La misma mañana en que debía acudir a la tertulia volvió a encontrarse con Isabel en la terraza y el deseo mutuo afloró en el incómodo silencio que se produjo entre la pareja. Pero Hernando, pese a la pasión que sentía, no quiso repetir una experiencia que no había logrado más que satisfacer su lado más instintivo, sin procurarle el gozo que esperaba.
—Debes aprender a disfrutar de tu cuerpo —le susurró, notando cómo ella se estremecía al oír esas palabras.
Isabel enrojeció, pero calló y se dejó llevar por segunda vez al interior del dormitorio de Hernando.
Él quiso hablarle de que se podía encontrar a Dios a través del placer, pero se limitó a proporcionárselo tratando de no asustarla en el momento en que ella se ponía en tensión y reprimía los jadeos de satisfacción. Isabel se dejó acariciar los pechos, sin llegar a descubrirlos, de espaldas a él, erguida, mordiéndose el labio inferior ante los pellizcos en sus erectos pezones, pero escapó como alma que lleva el diablo, volviendo a abandonar sus ropas, cuando Hernando deslizó una mano hasta su entrepierna.
—Hemos llegado —le sobresaltó el hidalgo interrumpiendo sus pensamientos.
Hernando se encontró frente a un torreón cuadrado coronado por almenas, en cuya fachada se abrían dos balcones y en la que a diversos niveles se adosaban cinco esculturas de cuerpo entero de personajes de la antigüedad. Tras el torreón que daba a la calle se extendía un edificio noble, con numerosos salones distribuidos en varios pisos alrededor de un patio con seis columnas de capiteles nazaríes y un jardín en el extremo opuesto. Después de dejar sus caballos en manos de los criados y acceder al palacio, fueron guiados por un portero a través de unas estrechas escaleras que llegaban al segundo piso, donde había un gran salón.

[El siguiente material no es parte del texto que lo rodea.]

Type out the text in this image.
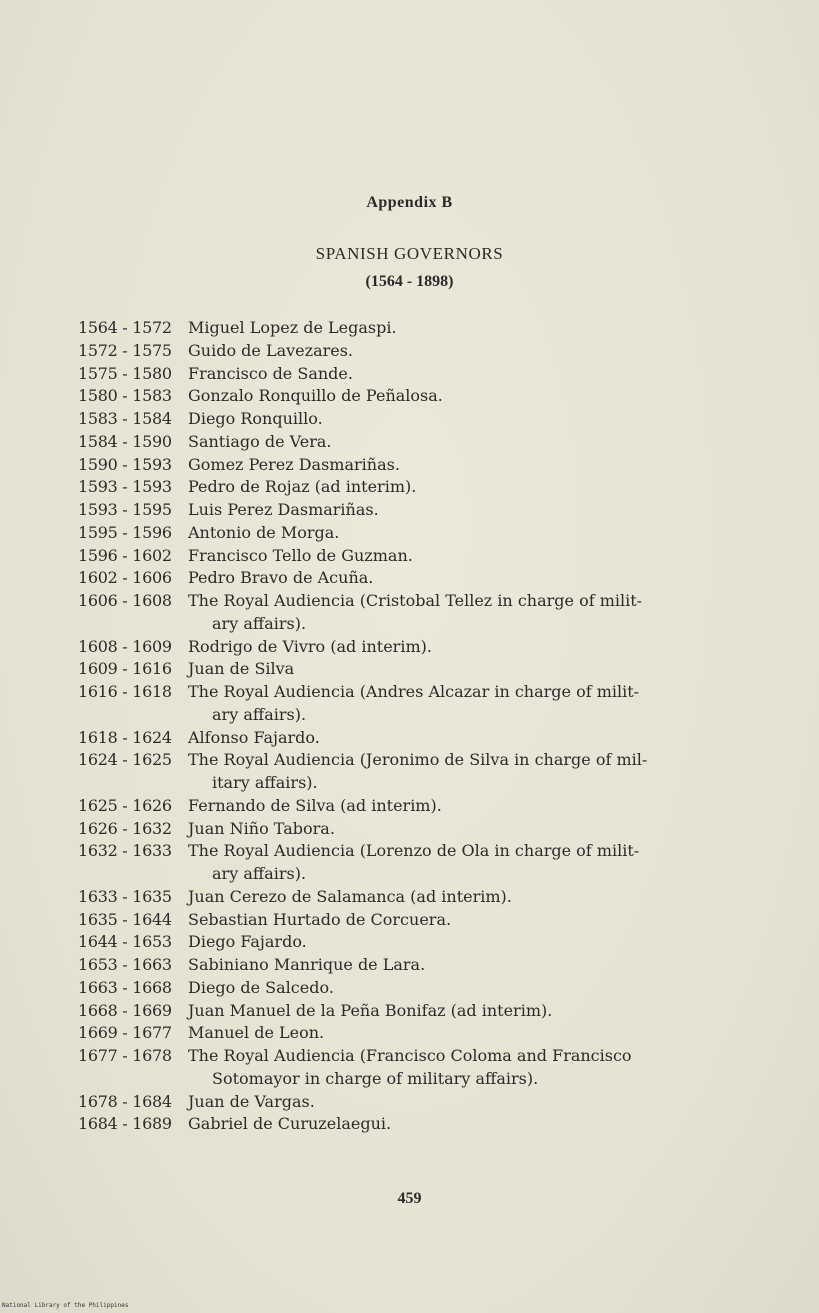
Appendix B
SPANISH GOVERNORS
(1564 - 1898)
1564 - 1572	Miguel Lopez de Legaspi.
1572 - 1575	Guido de Lavezares.
1575 - 1580	Francisco de Sande.
1580 - 1583	Gonzalo Ronquillo de Peñalosa.
1583 - 1584	Diego Ronquillo.
1584 - 1590	Santiago de Vera.
1590 - 1593	Gomez Perez Dasmariñas.
1593 - 1593	Pedro de Rojaz (ad interim).
1593 - 1595	Luis Perez Dasmariñas.
1595 - 1596	Antonio de Morga.
1596 - 1602	Francisco Tello de Guzman.
1602 - 1606	Pedro Bravo de Acuña.
1606 - 1608	The Royal Audiencia (Cristobal Tellez in charge of milit-
ary affairs).
1608 - 1609	Rodrigo de Vivro (ad interim).
1609 - 1616	Juan de Silva
1616 - 1618	The Royal Audiencia (Andres Alcazar in charge of milit-
ary affairs).
1618 - 1624	Alfonso Fajardo.
1624 - 1625	The Royal Audiencia (Jeronimo de Silva in charge of mil-
itary affairs).
1625 - 1626	Fernando de Silva (ad interim).
1626 - 1632	Juan Niño Tabora.
1632 - 1633	The Royal Audiencia (Lorenzo de Ola in charge of milit-
ary affairs).
1633 - 1635	Juan Cerezo de Salamanca (ad interim).
1635 - 1644	Sebastian Hurtado de Corcuera.
1644 - 1653	Diego Fajardo.
1653 - 1663	Sabiniano Manrique de Lara.
1663 - 1668	Diego de Salcedo.
1668 - 1669	Juan Manuel de la Peña Bonifaz (ad interim).
1669 - 1677	Manuel de Leon.
1677 - 1678	The Royal Audiencia (Francisco Coloma and Francisco
Sotomayor in charge of military affairs).
1678 - 1684	Juan de Vargas.
1684 - 1689	Gabriel de Curuzelaegui.
459
National Library of the Philippines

—A este salón se le conoce como la «Cuadra Dorada» —susurró don Sancho mientras el criado abría unas puertas en cuyas hojas se mostraban bustos laureados.

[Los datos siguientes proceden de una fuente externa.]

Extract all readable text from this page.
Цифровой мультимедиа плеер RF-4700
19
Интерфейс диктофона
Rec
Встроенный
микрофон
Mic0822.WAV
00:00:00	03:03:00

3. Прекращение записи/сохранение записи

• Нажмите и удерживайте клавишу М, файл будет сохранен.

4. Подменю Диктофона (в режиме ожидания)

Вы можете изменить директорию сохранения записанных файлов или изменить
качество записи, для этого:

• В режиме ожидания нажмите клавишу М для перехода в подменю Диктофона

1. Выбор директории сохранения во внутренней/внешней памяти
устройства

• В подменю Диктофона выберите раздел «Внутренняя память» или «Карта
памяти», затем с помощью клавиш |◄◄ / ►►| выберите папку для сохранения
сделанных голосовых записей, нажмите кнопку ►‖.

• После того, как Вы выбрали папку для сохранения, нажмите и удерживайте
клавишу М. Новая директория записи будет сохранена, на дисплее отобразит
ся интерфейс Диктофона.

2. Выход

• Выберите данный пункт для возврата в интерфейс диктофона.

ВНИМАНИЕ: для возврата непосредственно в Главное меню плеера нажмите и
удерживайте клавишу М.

Nada más acceder a la estancia, Hernando entendió el porqué del nombre: la sala estaba inundada por unos reflejos dorados provenientes del magnífico artesonado del techo, en verde y oro, donde aparecían tallados personajes masculinos.
—Bienvenidos. —Don Pedro de Granada se separó de un grupo de hombres con los que charlaba y le tendió la mano a Hernando—. Nos presentaron en la fiesta que el oidor don Ponce ofreció en vuestro honor, pero no pudimos cruzar más que un corto saludo. Sed bienvenido a mi casa.
Hernando aceptó la mano del noble, que se la mantuvo presionada más tiempo del que era necesario. Aprovechó para fijarse en él —delgado, de frente ancha y despejada, cuidada barba negra y expresión inteligente—, y se esforzó por no exteriorizar los prejuicios con los que acudía a la cita: don Pedro y sus antecesores habían renunciado a la verdadera religión y colaborado con los cristianos.
Después de saludar al hidalgo, el señor de Campotéjar fue presentándoles a las demás personas que se hallaban en la Cuadra Dorada: Luis Barahona de Soto, médico y poeta; Joan de Faría, abogado y relator de la Chancillería; Gonzalo Mateo de Berrío, poeta, y otras cuantas personas más. Hernando se sentía incómodo. ¿Por qué habría cedido a la insistencia de don Sancho? ¿De qué podía hablar él con todos aquellos desconocidos? En una de las esquinas del salón se hallaban dos hombres que departían con sendas copas de vino en la mano. Don Pedro los llevó hasta ellos.
—Don Miguel de Luna, médico y traductor —presentó al primero.
Hernando le saludó.
—Don Alonso del Castillo —dijo su anfitrión refiriéndose al otro hombre, elegantemente vestido—, también médico, y también traductor oficial del árabe al servicio de la Inquisición de Granada, y ahora del rey Felipe II.
Don Alonso le ofreció la mano con la mirada clavada en sus ojos. Hernando aguantó el envite y la apretó.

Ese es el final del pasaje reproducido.